Pocas palabras son tan manoseadas como “izquierda”. No sé si los políticos y los periodistas mexicanos que abusan de ella conozcan su etimología, pero los saltos mortales que dan de un significado a otro me hacen dudarlo. Muchos apelan al discurso en boga, el que asume como su leitmotiv el impulso a una agenda de interrupción del embarazo, matrimonios igualitarios y un mediano etcétera. Otros, más clásicos, afirman que lo que la define es su defensa de la intervención del Estado en la economía para redistribuir el ingreso. Y aunque afortunadamente son escasos, no faltan quienes esgrimen la banalidad de que el izquierdista es el rupturista o el antisistema, sea cual sea el sistema o el statu quo. La aplicación de este último esquema conceptual, por cierto, daría un resultado insólito: la izquierda lucharía contra el derecho a la diferencia y el igualitarismo ahí donde ambas cosas fueran parte del orden establecido.

Me parece ocioso entrar en precisiones porque la mayoría de los profesionales de la política y el periodismo usan la definición que convenga a sus consignas.

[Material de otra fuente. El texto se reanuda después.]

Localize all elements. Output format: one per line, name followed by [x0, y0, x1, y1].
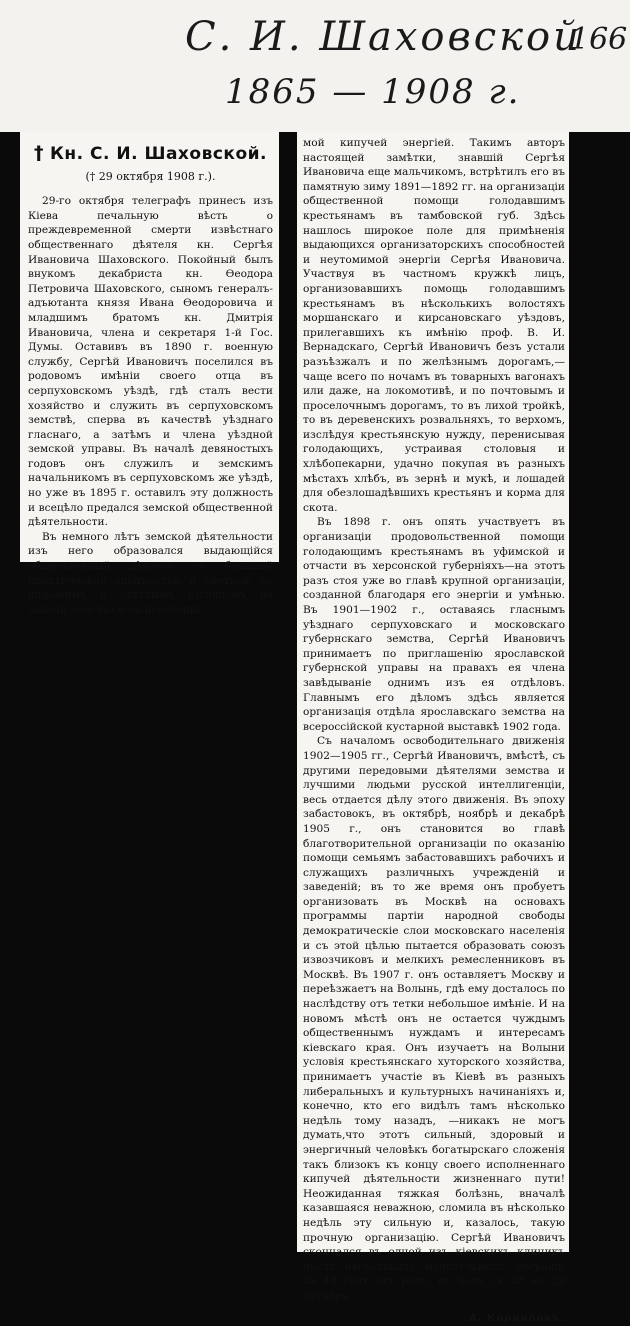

De hecho, muchos aquellos convertidos súbitamente en celosos guardianes de la pureza ideológica, esos que hoy critican el aliancismo de amplio espectro con la cantaleta de “alianzas contra natura”, ayer gritaban que ya no había ideologías. Volver a plantearles el eclecticismo de Leszek Kolakowski sería torturarlos a ellos y, sobre todo, al espíritu de Kolakowski. Con todo, vale aclarar que en lo que va de este sexenio el PRI nunca se ha “desdoblado” hacia la izquierda: se ha mantenido consistentemente “doblado” a la derecha, tómese la definición que se tome, con los tres presidentes que ha tenido de 2012 a la fecha. Si se asumen las concepciones más socorridas de los polos ideológicos —estatismo/neoliberalismo y progresismo/conservadurismo—, se tiene que concluir que los dirigentes priístas en el CEN y en las Cámaras —dos de ellos son los mismos— actuaron como neoliberales cuando privatizaron el petróleo y como conservadores cuando mandaron una iniciativa oportunista para legalizar los matrimonios del mismo sexo y luego recularon, tras calcular una pérdida de votos.

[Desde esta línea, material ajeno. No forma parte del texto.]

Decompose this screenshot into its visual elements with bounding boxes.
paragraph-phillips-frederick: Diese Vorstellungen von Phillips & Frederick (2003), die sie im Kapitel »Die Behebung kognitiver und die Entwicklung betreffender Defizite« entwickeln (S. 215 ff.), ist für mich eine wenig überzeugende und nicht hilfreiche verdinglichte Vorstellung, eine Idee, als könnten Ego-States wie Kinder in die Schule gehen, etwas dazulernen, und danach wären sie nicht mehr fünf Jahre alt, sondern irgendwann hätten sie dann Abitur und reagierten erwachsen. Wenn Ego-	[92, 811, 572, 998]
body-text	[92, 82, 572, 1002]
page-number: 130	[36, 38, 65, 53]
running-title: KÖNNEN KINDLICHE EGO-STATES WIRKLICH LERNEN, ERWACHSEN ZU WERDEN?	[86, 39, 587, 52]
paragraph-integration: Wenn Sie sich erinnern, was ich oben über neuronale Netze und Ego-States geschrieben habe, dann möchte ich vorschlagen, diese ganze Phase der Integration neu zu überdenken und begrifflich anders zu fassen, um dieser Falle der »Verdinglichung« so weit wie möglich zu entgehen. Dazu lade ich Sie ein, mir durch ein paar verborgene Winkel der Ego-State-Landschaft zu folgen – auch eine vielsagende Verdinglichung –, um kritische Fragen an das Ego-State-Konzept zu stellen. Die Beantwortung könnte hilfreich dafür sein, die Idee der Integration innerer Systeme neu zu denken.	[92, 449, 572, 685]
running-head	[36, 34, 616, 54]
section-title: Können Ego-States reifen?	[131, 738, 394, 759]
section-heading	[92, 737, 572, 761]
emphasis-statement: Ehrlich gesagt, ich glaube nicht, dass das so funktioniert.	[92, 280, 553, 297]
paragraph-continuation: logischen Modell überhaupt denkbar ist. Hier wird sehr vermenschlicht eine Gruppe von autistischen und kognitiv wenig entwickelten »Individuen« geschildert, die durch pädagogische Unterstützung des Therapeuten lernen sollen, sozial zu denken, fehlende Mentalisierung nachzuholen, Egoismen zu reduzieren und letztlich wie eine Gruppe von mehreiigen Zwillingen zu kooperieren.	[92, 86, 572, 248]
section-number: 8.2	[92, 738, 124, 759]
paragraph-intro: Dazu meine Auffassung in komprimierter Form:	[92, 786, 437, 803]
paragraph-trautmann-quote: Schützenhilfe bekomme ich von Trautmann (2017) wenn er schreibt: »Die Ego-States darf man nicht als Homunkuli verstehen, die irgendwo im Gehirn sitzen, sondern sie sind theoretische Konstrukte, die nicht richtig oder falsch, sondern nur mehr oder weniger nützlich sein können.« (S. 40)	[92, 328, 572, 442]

Evitemos equívocos: desde 1990 he refutado la peregrina tesis del fin de las ideologías. Pero de ahí a pensar que el derrumbe del socialismo real no disminuyó la distancia entre izquierdismo y derechismo —cuya distinción más válida deriva a mi juicio de la visión de la desigualdad— media un abismo. Del debate entre la abolición de la propiedad privada o la implantación del Estado guardián se pasó, gracias a la socialdemocracia, a la compatibilidad entre democracia y Estado de bienestar, y ahora se discuten reformas fiscales y salarios mínimos. Por eso en México, que vive tiempos de emergencia causados por la corrupción rampante y a la restauración autor itaria del priñanietismo, nada impide que izquierda y derecha se alíen para combatir prioritariamente esos dos males. Si bien una dictadura es peor que una dictablanda, las actuales circunstancias mexicanas no distan tanto de las que justificaron la concertación chilena, y en el ámbito de la corrupción son incluso peores. He aquí el dilema de México, que no es ideológico: es ético. Si el Frente Amplio no funciona no será por incompatibilidad doctrinaria sino porque no pudo construirse la candidatura de un(a) demócrata moralmente irreprochable. Sí hay un proyecto común para contrarrestar la putrefacción del régimen priísta, que se roba el dinero y las esperanzas de la sociedad; el desafío es encontrar a quien lo encarne.

En cualquier caso, las próximas elecciones no van a dirimirse en un debate de ideologías en la connotación vigesémica de la palabra. Hablar de “desdoblamientos” hacia un lado del espectro ideológico, pues, es hacer demagogia. La ciudadanía no votará por un proyecto de derecha o izquierda: elegirá entre las opciones de continuidad o fin del régimen. Será una lucha entre el aparato clientelar y el enojo social. La corrupción en su sentido más amplio —corromper, dice el diccionario de la Academia, es echar a perder— será el tema central. Creo que cada vez somos más los mexicanos que sabemos que la corrupción exacerba tanto la pobreza y la desigualdad como la inseguridad y la violencia. Si estoy en lo cierto, y si no se pulveriza el voto opositor, en 2018 veremos un escenario electoral más parecido al de 2016 que al de 2017.